Traditional retirement savings plans may still be the number one benefit choice, but there’s a growing need for a wider array of options, which a PEO partner can provide to better prepare broker clients for retirement.
Financial wellness opportunities available through a PEO
A PEO partner like ExtensisHR works collaboratively with broker clients to recognize areas where they can provide more financial wellness support beyond a 401(k) or other standard type of retirement savings plans. This can help businesses diversify their benefits and speak to a multigenerational workforce as they look for ways to save for their future. Opportunities for support may include:
Comprehensive health and wellness programs
Employees want a broader scope of benefits beyond traditional medical health plans and 401(k)s. Therefore, offerings like financial wellness and employee assistance programs, long-term care insurance, and a greater focus on workplace wellness are valuable.
New provisions under the SECURE 2.0 Act may qualify an employer-sponsored retirement plan to include matching contributions based on qualified emergency savings accounts and/or student loan payments.

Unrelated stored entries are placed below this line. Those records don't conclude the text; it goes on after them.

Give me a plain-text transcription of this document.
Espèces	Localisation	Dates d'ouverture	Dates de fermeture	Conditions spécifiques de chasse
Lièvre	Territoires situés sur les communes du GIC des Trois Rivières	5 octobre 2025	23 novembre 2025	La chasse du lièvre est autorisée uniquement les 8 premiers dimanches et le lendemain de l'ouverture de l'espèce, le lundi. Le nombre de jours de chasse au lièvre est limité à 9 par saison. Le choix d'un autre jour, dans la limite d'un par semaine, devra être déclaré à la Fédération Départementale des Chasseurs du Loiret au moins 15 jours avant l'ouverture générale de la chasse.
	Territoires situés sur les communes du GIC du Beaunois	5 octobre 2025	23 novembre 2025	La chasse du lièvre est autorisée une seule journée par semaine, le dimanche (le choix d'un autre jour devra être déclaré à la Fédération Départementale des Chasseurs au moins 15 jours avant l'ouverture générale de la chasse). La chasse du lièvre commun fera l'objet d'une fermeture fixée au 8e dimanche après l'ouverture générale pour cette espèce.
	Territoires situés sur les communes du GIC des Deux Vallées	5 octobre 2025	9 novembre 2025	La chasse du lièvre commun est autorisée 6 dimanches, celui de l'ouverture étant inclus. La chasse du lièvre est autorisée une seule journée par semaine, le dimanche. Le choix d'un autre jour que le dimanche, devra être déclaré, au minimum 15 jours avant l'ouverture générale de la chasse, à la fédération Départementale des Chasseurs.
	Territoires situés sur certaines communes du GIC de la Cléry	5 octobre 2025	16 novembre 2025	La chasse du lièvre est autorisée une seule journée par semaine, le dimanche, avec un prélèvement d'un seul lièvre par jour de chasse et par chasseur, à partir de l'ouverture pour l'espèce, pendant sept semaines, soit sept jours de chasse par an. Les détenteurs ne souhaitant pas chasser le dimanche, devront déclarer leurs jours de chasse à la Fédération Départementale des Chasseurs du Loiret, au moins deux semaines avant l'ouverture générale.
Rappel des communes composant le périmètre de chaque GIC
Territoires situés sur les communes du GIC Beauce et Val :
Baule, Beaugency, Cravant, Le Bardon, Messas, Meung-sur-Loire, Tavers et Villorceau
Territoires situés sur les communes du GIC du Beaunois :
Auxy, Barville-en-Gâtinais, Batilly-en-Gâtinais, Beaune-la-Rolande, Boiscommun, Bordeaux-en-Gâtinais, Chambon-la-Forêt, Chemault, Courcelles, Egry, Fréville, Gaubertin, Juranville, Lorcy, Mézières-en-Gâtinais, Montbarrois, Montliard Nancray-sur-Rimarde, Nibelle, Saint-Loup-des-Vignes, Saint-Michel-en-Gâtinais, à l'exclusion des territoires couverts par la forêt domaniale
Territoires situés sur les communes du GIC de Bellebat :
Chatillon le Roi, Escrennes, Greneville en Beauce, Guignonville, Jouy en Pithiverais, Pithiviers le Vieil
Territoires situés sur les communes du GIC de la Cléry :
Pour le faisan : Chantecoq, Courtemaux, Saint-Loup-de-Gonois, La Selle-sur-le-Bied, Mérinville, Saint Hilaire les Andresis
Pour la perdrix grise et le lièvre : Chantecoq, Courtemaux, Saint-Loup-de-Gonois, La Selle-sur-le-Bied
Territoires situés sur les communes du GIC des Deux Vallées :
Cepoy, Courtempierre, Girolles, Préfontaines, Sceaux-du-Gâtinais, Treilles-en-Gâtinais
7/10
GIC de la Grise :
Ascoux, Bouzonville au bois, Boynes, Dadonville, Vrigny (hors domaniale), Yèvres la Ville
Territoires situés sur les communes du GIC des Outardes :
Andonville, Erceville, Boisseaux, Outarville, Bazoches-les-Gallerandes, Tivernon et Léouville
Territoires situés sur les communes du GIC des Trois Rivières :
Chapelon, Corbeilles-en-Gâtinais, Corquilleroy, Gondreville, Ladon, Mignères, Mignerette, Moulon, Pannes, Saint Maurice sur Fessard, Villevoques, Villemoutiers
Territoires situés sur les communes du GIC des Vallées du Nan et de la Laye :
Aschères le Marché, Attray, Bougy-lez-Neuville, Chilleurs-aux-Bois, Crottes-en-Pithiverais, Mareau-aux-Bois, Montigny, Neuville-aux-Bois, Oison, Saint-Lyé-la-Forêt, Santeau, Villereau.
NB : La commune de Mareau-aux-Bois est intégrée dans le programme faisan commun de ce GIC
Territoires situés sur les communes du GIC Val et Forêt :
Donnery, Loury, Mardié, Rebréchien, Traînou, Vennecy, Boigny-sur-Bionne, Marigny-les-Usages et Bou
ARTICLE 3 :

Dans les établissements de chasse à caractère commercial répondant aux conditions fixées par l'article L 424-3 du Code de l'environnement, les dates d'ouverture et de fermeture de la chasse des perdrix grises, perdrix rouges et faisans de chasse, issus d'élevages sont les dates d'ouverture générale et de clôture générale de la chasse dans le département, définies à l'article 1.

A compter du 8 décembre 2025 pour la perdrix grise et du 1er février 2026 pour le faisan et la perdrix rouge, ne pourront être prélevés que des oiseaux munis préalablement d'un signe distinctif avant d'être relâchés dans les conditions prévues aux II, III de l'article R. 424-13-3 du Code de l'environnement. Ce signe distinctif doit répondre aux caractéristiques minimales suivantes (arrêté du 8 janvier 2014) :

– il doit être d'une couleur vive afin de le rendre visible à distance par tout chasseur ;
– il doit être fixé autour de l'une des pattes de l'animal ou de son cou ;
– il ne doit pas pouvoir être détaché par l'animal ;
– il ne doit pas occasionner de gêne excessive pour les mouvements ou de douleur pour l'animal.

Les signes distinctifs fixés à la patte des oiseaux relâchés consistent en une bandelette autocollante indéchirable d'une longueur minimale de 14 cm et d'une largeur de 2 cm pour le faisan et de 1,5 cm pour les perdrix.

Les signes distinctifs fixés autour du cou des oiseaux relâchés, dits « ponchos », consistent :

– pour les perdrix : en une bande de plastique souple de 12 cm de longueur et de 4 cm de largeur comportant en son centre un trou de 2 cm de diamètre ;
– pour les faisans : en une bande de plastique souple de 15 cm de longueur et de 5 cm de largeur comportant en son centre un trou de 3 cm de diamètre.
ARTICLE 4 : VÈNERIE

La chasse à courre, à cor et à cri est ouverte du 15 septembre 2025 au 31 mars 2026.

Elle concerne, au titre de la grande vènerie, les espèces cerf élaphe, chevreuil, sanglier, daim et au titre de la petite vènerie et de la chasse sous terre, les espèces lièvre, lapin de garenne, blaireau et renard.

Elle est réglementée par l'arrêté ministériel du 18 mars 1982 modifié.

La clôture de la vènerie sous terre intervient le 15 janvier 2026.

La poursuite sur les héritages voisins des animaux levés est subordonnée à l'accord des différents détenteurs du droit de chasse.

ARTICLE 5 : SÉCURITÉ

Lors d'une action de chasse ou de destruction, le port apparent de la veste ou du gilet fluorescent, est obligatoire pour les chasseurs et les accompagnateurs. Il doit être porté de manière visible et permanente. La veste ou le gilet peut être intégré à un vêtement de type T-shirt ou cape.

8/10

Also, under the new law, updates rules could delay required distributions for those choosing to work past the age of 72.
Retirement transition assistance
For those reaching retirement age, offering education about retirement plan distribution options and backup plans if entering retirement sooner than expected can help ease the transition period and concerns over having enough savings. Additionally, creating flexible schedule opportunities to phase into retirement is helpful as they decide whether to make the change.
Overall, one of the best things to offer clients is ongoing benefit communication and resources, especially as retirement plans and laws change. Making this information and support readily available will increase awareness of employer offerings to bolster benefit utilization and promote future financial well-being.
Retirement planning calls for customization
A diverse workforce calls for equally diverse benefit options. With multiple generations in the workforce, brokers and their clients want a PEO partner equipped to personalize benefit options.
Unlike big-box PEOs, which offer catch-all solutions and automated responses, ExtensisHR takes a tailored approach to help build long-term success. We work closely with brokers and their clients to create flexible HR and benefit plans which meet the current needs and wants of employees.